When asked what’s driving Solana’s apparent outperformance, Norby’s answer was succinct: “Technology.” He dismissed counterarguments that focus on future roadmaps or hypothetical regulatory breakthroughs, asserting that current product-market fit and user adoption are more meaningful indicators of success.

Norby also questioned the frequently cited link between RippleNet’s business activity and XRP’s blockchain usage. He drew a clear distinction between Ripple’s private enterprise solutions and the XRP Ledger’s public chain, suggesting that RippleNet’s growth doesn’t necessarily translate into on-chain traction for XRP. “You can’t really have a view on RippleNet — it’s a private business. So how can it meaningfully impact XRP?” he asked. He further argued that off-chain integrations are becoming increasingly commoditized, making relationships with banks or governments less of a competitive edge in the blockchain space.

In broader terms, Norby’s critique touches on an important dynamic within the crypto ecosystem: the gap between narrative and metrics. In the case of XRP, long-standing community optimism often hinges on potential institutional adoption, legal victories, or future financial utility. However, Norby contends that such narratives frequently ignore the reality of on-chain data, which paints a more muted picture of XRP’s current utility and adoption.

This debate also underscores a deeper philosophical divide in how different blockchain communities measure success. For some, it’s about long-term vision and strategic partnerships. For others, it’s the hard numbers — transactions, users, volume — that signal real-world traction. Norby clearly aligns with the latter.

Another layer to consider is the evolving role of stablecoins in the broader crypto economy. The fact that Solana is seeing trillions of dollars in stablecoin volume suggests a growing preference among users and institutions for dollar-pegged assets over native tokens like XRP. This trend challenges XRP’s original value proposition as a bridge currency for cross-border payments, especially when faster and more versatile chains like Solana are offering similar or superior functionality with greater adoption.

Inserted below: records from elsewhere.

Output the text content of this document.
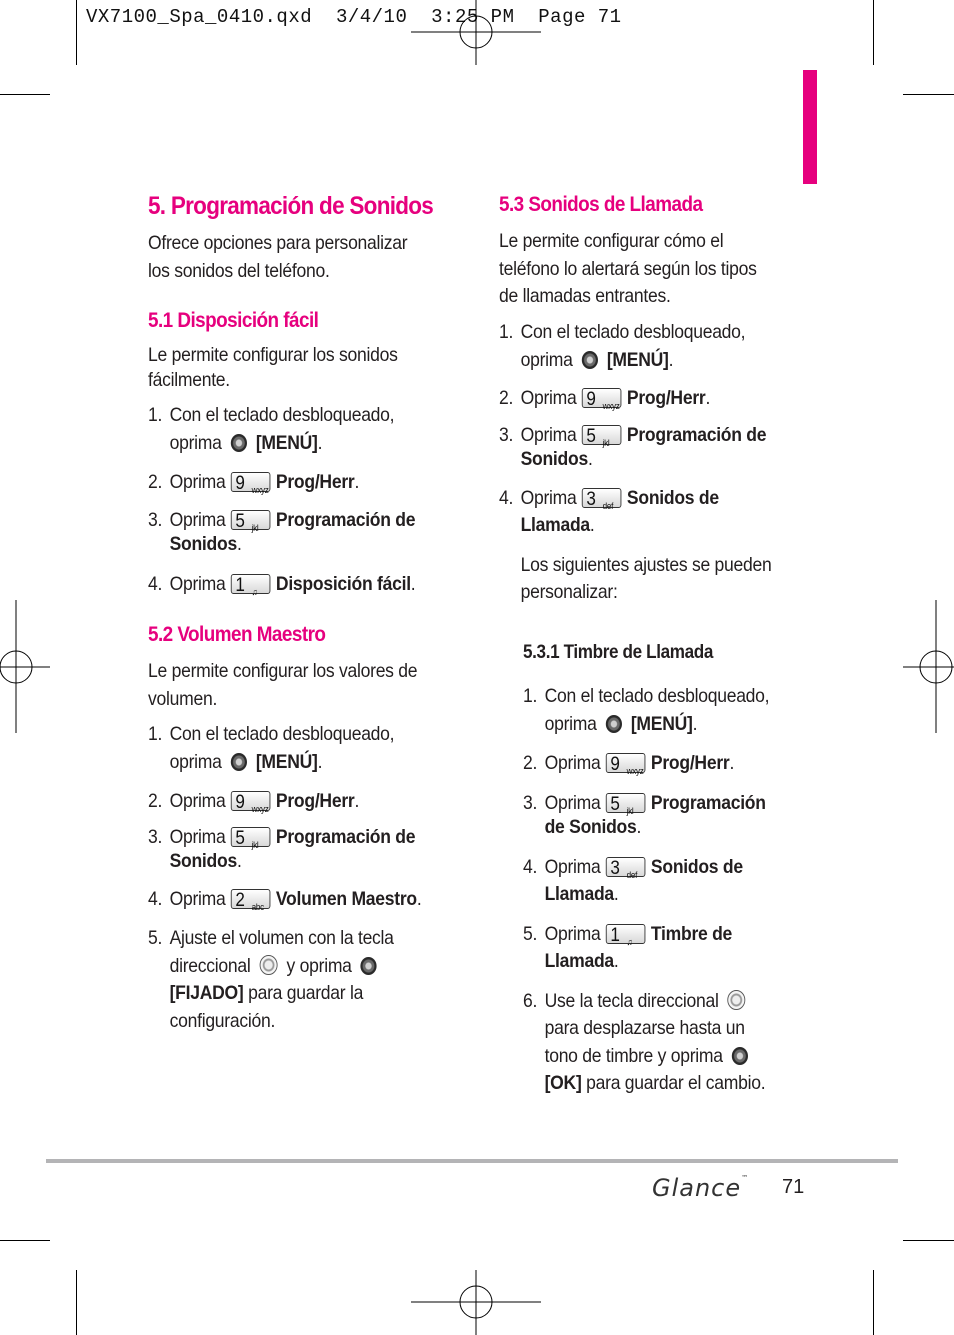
VX7100_Spa_0410.qxd  3/4/10  3:25 PM  Page 71
5. Programación de Sonidos
Ofrece opciones para personalizar
los sonidos del teléfono.
5.1 Disposición fácil
Le permite configurar los sonidos
fácilmente.
1. Con el teclado desbloqueado,
oprima [MENÚ].
2. Oprima 9 wxyz Prog/Herr.
3. Oprima 5 jkl Programación de
Sonidos.
4. Oprima 1 ♫ Disposición fácil.
5.2 Volumen Maestro
Le permite configurar los valores de
volumen.
1. Con el teclado desbloqueado,
oprima [MENÚ].
2. Oprima 9 wxyz Prog/Herr.
3. Oprima 5 jkl Programación de
Sonidos.
4. Oprima 2 abc Volumen Maestro.
5. Ajuste el volumen con la tecla
direccional y oprima
[FIJADO] para guardar la
configuración.
5.3 Sonidos de Llamada
Le permite configurar cómo el
teléfono lo alertará según los tipos
de llamadas entrantes.
1. Con el teclado desbloqueado,
oprima [MENÚ].
2. Oprima 9 wxyz Prog/Herr.
3. Oprima 5 jkl Programación de
Sonidos.
4. Oprima 3 def Sonidos de
Llamada.
Los siguientes ajustes se pueden
personalizar:
5.3.1 Timbre de Llamada
1. Con el teclado desbloqueado,
oprima [MENÚ].
2. Oprima 9 wxyz Prog/Herr.
3. Oprima 5 jkl Programación
de Sonidos.
4. Oprima 3 def Sonidos de
Llamada.
5. Oprima 1 ♫ Timbre de
Llamada.
6. Use la tecla direccional
para desplazarse hasta un
tono de timbre y oprima
[OK] para guardar el cambio.
Glance™ 71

Moreover, Solana’s ability to support a wide range of decentralized applications — from DeFi to NFTs to gaming — has helped it cultivate a vibrant ecosystem that attracts both developers and users. This multidimensional growth contrasts with XRP’s more singular focus on payments and finance, which may be limiting its scope in a rapidly diversifying blockchain landscape.

Norby’s criticism also raises important questions about transparency and data access. While XRP proponents often cite Ripple’s partnerships and legal victories as signs of momentum, public blockchain activity suggests a disconnect between corporate developments and decentralized network usage. This divergence may become increasingly problematic as investors and users look for evidence-based performance indicators.

In sum, Norby’s remarks serve as both a critique of XRP’s current standing and a broader call for accountability within the crypto space. His message is clear: narratives must be grounded in data. For XRP to maintain relevance in a competitive environment dominated by high-performance blockchains like Solana, it may need to focus more on measurable growth and less on speculative potential.